Grundlagen der Gentechnik und Plasmidtechnik
Die Gentechnik umfasst verschiedene Techniken zur Manipulation und Erforschung von Genen. Die wichtigsten Werkzeuge dabei sind Restriktionsenzyme, die DNA an spezifischen Stellen schneiden und dabei "sticky ends" (überhängende Einzelstrangenden) erzeugen.
Bei der Herstellung rekombinanter DNA wird zunächst die DNA eines Spenderorganismus isoliert und mit Restriktionsenzymen geschnitten. Gleichzeitig werden Plasmide mit denselben Enzymen aufgeschnitten. Durch Hybridisierung lagern sich die komplementären "sticky ends" aneinander, und mithilfe von Ligasen werden die DNA-Stränge verknüpft.
Die fertigen Hybridplasmide werden durch Transformation in Bakterienzellen eingebracht. Bei der Transformation Bakterien nehmen Bakterien freie DNA über ihre Zelloberfläche auf – ein Prozess, der für die moderne Gentechnik unverzichtbar ist.
💡 Praktisches Wissen: Der Ablauf der Transformation Bakterien umfasst typischerweise die Herstellung kompetenter Zellen, Zugabe des Plasmids und einen Hitzeschock, der die Bakterienmembran kurzzeitig durchlässiger macht.
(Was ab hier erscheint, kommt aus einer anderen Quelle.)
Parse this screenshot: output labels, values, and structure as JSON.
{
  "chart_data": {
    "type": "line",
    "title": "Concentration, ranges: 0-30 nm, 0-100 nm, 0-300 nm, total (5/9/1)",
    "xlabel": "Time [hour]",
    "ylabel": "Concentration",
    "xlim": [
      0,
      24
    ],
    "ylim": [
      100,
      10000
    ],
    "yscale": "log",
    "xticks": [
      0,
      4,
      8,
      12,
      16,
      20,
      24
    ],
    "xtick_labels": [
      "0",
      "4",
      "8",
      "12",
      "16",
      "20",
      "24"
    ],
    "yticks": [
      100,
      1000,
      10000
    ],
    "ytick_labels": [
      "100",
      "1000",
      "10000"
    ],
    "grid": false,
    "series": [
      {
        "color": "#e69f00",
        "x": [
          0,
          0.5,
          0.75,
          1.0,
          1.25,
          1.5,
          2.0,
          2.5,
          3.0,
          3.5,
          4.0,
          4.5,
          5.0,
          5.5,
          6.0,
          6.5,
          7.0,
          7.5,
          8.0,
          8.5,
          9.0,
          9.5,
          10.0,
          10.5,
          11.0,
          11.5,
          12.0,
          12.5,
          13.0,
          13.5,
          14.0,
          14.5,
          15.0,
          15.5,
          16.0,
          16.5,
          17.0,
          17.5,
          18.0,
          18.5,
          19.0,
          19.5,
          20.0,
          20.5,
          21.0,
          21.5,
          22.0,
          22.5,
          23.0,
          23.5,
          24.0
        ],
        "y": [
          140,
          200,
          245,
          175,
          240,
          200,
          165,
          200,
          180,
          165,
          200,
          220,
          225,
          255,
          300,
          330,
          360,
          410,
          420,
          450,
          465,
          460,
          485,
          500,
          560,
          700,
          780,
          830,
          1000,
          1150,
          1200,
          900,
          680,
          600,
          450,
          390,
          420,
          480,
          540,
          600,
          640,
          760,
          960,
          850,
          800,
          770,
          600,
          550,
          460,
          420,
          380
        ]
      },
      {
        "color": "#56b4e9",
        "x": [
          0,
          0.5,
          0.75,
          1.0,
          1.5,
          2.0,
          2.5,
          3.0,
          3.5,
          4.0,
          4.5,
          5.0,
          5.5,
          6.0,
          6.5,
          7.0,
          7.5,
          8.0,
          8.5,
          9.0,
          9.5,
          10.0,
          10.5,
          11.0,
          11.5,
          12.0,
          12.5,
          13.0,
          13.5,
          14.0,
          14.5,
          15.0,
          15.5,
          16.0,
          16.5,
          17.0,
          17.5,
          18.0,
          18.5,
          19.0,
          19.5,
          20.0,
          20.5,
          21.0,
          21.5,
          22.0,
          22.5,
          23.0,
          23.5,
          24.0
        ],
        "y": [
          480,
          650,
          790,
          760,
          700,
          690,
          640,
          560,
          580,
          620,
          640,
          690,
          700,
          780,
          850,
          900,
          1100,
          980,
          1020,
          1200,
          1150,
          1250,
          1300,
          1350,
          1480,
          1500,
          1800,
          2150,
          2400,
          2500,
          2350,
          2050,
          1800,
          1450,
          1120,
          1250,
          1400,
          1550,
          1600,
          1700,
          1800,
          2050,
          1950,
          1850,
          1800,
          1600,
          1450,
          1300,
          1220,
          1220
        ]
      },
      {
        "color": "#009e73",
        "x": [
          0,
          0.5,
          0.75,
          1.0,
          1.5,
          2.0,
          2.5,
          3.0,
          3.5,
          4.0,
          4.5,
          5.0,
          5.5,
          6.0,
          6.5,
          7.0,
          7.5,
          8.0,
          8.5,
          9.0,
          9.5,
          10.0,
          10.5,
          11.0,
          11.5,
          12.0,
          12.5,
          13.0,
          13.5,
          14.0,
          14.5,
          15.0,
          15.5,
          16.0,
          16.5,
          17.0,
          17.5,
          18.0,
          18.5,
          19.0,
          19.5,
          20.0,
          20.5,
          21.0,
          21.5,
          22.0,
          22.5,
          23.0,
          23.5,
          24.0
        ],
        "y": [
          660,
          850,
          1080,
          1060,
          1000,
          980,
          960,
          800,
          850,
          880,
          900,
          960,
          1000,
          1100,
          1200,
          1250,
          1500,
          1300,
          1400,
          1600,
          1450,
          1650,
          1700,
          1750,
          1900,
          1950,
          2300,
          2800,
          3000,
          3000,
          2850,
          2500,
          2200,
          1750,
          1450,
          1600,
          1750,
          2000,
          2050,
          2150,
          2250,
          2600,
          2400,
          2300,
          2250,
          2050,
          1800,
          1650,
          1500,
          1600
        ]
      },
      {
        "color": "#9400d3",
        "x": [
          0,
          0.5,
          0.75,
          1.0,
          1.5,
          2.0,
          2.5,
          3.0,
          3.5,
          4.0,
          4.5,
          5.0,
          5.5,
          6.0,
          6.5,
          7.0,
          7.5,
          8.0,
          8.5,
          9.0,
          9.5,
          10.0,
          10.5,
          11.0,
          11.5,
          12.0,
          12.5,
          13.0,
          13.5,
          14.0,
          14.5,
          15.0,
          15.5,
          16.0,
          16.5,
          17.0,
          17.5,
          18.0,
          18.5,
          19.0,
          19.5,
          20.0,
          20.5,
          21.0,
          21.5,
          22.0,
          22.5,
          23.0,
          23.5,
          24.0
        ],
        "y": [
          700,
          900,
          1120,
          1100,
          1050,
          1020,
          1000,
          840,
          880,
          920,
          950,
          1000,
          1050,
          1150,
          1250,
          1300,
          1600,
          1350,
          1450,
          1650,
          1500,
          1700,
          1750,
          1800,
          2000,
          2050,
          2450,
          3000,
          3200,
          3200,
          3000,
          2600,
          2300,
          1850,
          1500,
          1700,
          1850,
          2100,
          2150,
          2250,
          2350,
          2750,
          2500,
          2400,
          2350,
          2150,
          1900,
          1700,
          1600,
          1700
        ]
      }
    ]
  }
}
Selektion transgener Bakterien und Isolation von Fremdgenen
Nach der Transformation Bakterien müssen diejenigen Bakterien identifiziert werden, die das Plasmid mit dem gewünschten Gen aufgenommen haben. Dafür nutzt man die Blau-Weiß-Selektion oder Antibiotika-Resistenzgene auf dem Plasmid.
Die Selektion erfolgt in mehreren Schritten: Zunächst werden Bakterien auf einem Nährboden mit Antibiotikum 2 kultiviert, wodurch nur Bakterien mit Plasmid überleben. Dann werden diese Kolonien auf einen Nährboden mit Antibiotikum 1 übertragen. Bakterien mit Hybridplasmid wachsen nur auf dem Nährboden mit Antibiotikum 2, aber nicht auf dem mit Antibiotikum 1, da das Resistenzgen 1 durch das eingefügte Fremdgen unterbrochen wurde.
Für die Isolierung und Transfer von Genen aus Eukaryoten wird oft die cDNA-Technik verwendet. Dabei wird aus Zellen, die das gewünschte Gen exprimieren, die mRNA isoliert. Mit dem Enzym reverse Transkriptase wird ein RNA-DNA-Hybrid erstellt, der RNA-Strang abgebaut und schließlich mit DNA-Polymerase ein vollständiger DNA-Doppelstrang erzeugt.
💡 Merke: Die cDNA enthält nur die kodierenden Sequenzen (Exons) des Gens ohne die nicht-kodierenden Introns – ideal für die Expression in Bakterien, die keine Introns prozessieren können.

PCR und Gelelektrophorese
Die Polymerase-Kettenreaktion (PCR) ist eine Methode zur millionenfachen Vervielfältigung spezifischer DNA-Abschnitte. Der Prozess umfasst drei sich wiederholende Schritte:
- Denaturierung: Bei 90°C werden die DNA-Doppelstränge in Einzelstränge getrennt.
- Hybridisierung: Bei 50-70°C lagern sich kurze DNA-Stücke (Primer) an die Einzelstränge an.
- Amplifikation: Bei 70°C synthetisiert die hitzestabile Taq-Polymerase neue DNA-Stränge.
Diese Schritte werden bis zu 40 Mal wiederholt, wobei sich die DNA-Menge mit jedem Zyklus verdoppelt. Die PCR ist unverzichtbar für viele gentechnische Anwendungen und besonders nützlich, wenn nur geringe DNA-Mengen verfügbar sind.
Die Gelelektrophorese dient zur Auftrennung von DNA-Fragmenten nach ihrer Größe. DNA-Moleküle werden auf ein Gel aufgetragen und unter elektrischer Spannung gesetzt. Da DNA negativ geladen ist, wandert sie zum Pluspol (Anode), wobei kürzere Moleküle schneller durch das Gel wandern als längere.
💡 Labortipp: Bei der Stempeltechnik Biologie werden Bakterienkolonien direkt auf eine Membran übertragen, um ihre DNA zu analysieren – perfekt, um viele Kolonien gleichzeitig zu untersuchen!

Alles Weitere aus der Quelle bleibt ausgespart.